El placer me llevó a la ficción. Siendo solo un niño me sentía más fuerte conociendo lo que había detrás de la tramoya y convirtiendo este conocimiento en una realidad ficticia manejada a mi antojo. ¿No sería esta la primera llama de la literatura? Se miente para defenderse, se miente para agradar, se miente para convertir la realidad en una obra de arte. La realidad estaba dentro de aquella caja envuelta en un papel de plata cuajada de estrellas que contenía un proyector NYC y una cinta de Popeye y Mickey Mouse. Desde aquel momento el cine ha sido la fantasmagoría de la que se ha nutrido mi imaginación. Pasadas las fiestas de Navidad, yo volvía a ver al rey Gaspar en el bar Nacional jugando al tute, ya con los pantalones de pana con la culera remendada, la chupa y la boina, pero según mi antojo unas veces seguía siendo un rey y otras el jornalero.

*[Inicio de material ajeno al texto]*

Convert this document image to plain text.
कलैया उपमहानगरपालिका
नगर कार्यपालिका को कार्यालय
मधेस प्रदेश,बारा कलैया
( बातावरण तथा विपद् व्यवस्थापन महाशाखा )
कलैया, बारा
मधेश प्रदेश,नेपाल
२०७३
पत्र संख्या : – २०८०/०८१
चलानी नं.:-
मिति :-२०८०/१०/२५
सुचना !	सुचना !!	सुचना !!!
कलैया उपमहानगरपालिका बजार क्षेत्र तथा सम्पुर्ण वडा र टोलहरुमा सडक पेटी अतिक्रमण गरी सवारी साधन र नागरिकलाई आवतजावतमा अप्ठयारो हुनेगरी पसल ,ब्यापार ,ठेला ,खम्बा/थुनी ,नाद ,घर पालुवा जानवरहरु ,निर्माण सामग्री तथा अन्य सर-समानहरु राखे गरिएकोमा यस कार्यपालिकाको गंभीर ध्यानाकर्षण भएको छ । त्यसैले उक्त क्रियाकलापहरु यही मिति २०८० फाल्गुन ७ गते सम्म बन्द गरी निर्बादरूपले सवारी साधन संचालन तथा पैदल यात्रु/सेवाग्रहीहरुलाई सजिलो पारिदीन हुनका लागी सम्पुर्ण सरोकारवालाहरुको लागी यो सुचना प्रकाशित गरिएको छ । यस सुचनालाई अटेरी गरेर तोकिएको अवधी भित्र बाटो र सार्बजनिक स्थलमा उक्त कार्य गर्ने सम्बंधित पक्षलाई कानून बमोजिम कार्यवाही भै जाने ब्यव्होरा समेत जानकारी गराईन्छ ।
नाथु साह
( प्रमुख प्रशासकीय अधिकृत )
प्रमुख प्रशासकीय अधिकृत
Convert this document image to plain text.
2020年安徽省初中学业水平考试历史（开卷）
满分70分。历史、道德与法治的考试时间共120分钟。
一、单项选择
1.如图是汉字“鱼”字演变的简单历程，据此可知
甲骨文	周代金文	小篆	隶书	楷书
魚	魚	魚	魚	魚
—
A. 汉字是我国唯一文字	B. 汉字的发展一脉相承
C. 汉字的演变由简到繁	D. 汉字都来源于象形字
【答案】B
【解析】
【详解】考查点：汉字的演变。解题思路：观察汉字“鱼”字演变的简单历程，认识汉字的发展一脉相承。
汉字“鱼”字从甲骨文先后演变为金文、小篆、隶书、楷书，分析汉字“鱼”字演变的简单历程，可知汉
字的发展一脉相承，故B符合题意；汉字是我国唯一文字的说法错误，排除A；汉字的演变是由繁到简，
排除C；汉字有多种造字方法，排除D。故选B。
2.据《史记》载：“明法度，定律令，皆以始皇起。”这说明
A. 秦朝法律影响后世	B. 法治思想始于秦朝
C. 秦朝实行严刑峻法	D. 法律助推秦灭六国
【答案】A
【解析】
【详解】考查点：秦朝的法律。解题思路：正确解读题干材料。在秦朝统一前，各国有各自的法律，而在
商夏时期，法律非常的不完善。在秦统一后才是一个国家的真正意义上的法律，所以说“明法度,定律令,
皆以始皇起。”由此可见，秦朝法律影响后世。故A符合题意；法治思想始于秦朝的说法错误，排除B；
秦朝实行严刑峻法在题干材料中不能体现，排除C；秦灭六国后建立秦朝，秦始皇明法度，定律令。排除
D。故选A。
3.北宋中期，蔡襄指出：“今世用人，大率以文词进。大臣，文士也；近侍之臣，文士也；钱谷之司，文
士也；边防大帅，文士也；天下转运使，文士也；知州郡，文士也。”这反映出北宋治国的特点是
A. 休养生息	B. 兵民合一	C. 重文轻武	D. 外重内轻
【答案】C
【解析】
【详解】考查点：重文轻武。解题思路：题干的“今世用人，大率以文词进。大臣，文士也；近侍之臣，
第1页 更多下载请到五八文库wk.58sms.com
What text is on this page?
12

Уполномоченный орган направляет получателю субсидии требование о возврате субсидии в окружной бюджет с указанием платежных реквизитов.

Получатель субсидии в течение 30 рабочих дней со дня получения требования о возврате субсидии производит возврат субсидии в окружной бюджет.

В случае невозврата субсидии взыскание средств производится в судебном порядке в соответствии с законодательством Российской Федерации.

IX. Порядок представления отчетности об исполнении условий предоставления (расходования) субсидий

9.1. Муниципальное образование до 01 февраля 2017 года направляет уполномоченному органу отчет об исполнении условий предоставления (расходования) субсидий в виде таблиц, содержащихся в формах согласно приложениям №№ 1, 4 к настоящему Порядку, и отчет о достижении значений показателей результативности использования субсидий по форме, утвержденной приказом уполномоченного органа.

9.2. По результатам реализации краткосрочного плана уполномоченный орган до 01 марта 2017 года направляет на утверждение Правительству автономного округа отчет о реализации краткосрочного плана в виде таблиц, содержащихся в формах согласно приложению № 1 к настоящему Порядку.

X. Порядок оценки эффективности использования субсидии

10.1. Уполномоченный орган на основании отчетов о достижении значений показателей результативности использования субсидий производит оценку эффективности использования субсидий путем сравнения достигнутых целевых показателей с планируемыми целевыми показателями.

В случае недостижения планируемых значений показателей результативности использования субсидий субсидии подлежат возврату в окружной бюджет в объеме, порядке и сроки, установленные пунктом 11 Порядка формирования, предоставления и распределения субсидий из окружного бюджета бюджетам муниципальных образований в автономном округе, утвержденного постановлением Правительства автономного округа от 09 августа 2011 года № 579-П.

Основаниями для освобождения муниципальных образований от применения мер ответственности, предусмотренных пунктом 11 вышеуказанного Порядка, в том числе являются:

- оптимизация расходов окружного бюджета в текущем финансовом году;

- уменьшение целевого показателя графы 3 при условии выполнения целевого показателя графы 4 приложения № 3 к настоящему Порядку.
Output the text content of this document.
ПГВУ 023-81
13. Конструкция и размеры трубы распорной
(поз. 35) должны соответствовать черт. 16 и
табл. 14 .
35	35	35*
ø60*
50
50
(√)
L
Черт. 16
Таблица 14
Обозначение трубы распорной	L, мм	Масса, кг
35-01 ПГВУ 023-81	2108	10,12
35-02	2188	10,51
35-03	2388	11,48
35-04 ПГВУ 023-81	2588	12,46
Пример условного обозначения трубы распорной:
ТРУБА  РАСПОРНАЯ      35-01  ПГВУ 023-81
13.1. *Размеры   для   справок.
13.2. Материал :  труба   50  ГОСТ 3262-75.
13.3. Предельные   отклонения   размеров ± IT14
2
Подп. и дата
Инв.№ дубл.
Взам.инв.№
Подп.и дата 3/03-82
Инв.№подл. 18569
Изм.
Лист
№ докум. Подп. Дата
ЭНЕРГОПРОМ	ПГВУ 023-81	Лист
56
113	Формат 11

Sobre una cinta de papel traslúcido comencé dibujar monigotes y a escribir pequeñas historias que pasaba por la doble lámpara del proyector NYC. Una de estas historias narraba el prodigio de cómo aquel rey Gaspar se había convertido en un huertano que jugaba al tute subastado con otros jornaleros del pueblo en una mesa del bar Nacional. Había un niño, que en este caso era yo, que tenía la facultad de convertir la realidad en sombras, en fantasmas. Pasados los años aquel proyector NYC germinó en una idea que llenaría por completo mi cabeza de adolescente. Quería ser director de cine. De hecho, al llegar a Madrid con 23 años me presenté una mañana en la Escuela Oficial de Cinematografía, situada en un palacete en una esquina de la calle Montesquinza. Entre las pruebas de acceso, una consistía en escribir un relato que se pudiera rodar. Yo llevaba escrito el cuento del rey jornalero que unas veces reinaba en un país de Oriente y otras jugaba al tute en el bar del pueblo. En el zaguán de la escuela me recibió un conserje malencarado que después de mirarme con cierta sorna despectiva de arriba abajo, me dijo que el plazo de admisión estaba ya cerrado. Con una sonrisa me hizo saber que por la pinta no creía que yo llegara nunca a ser director de cine. Era la otra realidad.
Pasados los años, sentado en una terraza de la Malvarrosa o del puerto de pescadores de Denia, yo vería pasar montadas en tranvía o en una bicicleta aquellas criaturas que yo había imaginado y que ya estaban dentro del proyector NYC cuyo papel traslúcido pasaba por la doble lámpara de mi cerebro. En el tranvía a la Malvarrosa viajaba el primer amor transformado en todas las mujeres que a lo largo de mi vida amaría; en la bicicleta pedaleaba por el muelle del puerto una chica que llevaba dentro el sonido del mar y del viento que siempre resuena en el corazón de los navegantes.